As for my boots, I retired them to being my alpine-only boots a while back. I took them out for the first time in a year back in December, [15]. I noticed when I was back that the heels on both boots had split horizontally! I guess they didn’t like the average 36 degree slope, which is amusing given you’d think with crampon clips that someone in the design team would’ve thought they might be used for that kind of thing. I’ve given up on them.

#15 Comment By Billy Davis On 17 December, 2011 @ 1:11 pm

I just wrote Salomon on a pair of Switchs I use when I visit my home in Snowshoe, WV. I rarely wear them as they are incredibly warm and my east coast climate just doesn’t drop that far often. However, they are awesome in the snow. So I went up to West Virginia and the slopes did not open so I took my 5 year old for a hike to on an established trail to a set of water falls. Important note is that she was wearing slip on Dora the Explorer boots(held up well). I just brought them up to give them a wipe down and oil and I noticed that the center eyelet has literally sawed through the leather.

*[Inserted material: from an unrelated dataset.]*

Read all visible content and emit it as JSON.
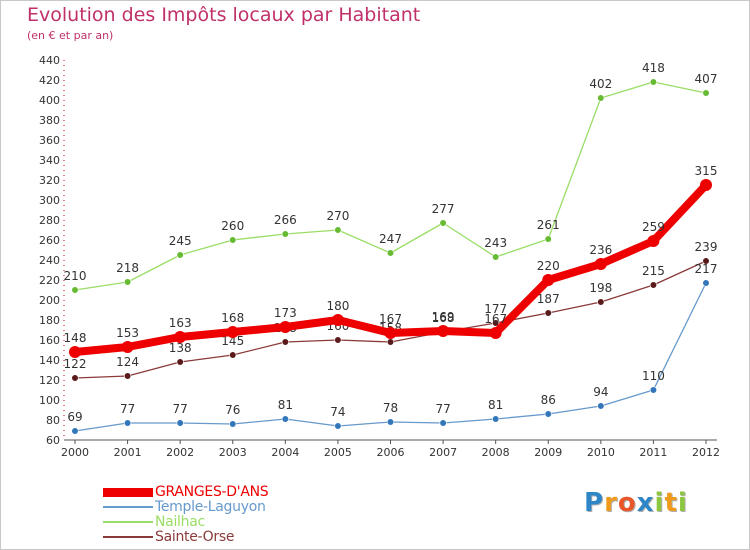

I will report back when I hear from them. I am interested to see how it turns out. I hope for the best as I have a ton of Salomon gear but this is the first pair of walking boots I have purchased. At this point in their life span it cost me about $4+ a day to wear them.

#16 Comment By Mike McGavin On 20 December, 2011 @ 12:50 am

Hi Billy. Thanks for the comment. For what it’s worth as I mentioned earlier, the anecdotes I heard from one or two people suggest that it was mostly hiking-style boots that Salomon wasn’t too good at. This was also a few years ago by the time of writing this comment, so they might even have improved by now if there were even the case, or maybe not given your experience. I can never be certain if I just ended up with a dud pair, but it really put me off buying another one given there are so many options to begin with and (at least where I am) very few people advocating for them. It’s so extremely frustrating when this kind of thing happens.

#17 Comment By Geraldine Keith On 23 March, 2015 @ 12:51 pm

I can relate to the problem above, while the boots are really comfortable they do have their problems, after 2 and a half years my boots which have had minimal wear is breaking up in the upper part of the boot (these are not leather boots) above the toes on both boots leaving a big gaping gap where you can see my socks. The sole at the tip of the boot is peeling away making it unsafe to wear as could catch on something. Disappointed to say the least as felt I should get a few more years out of them considering they were retailing at something like $450.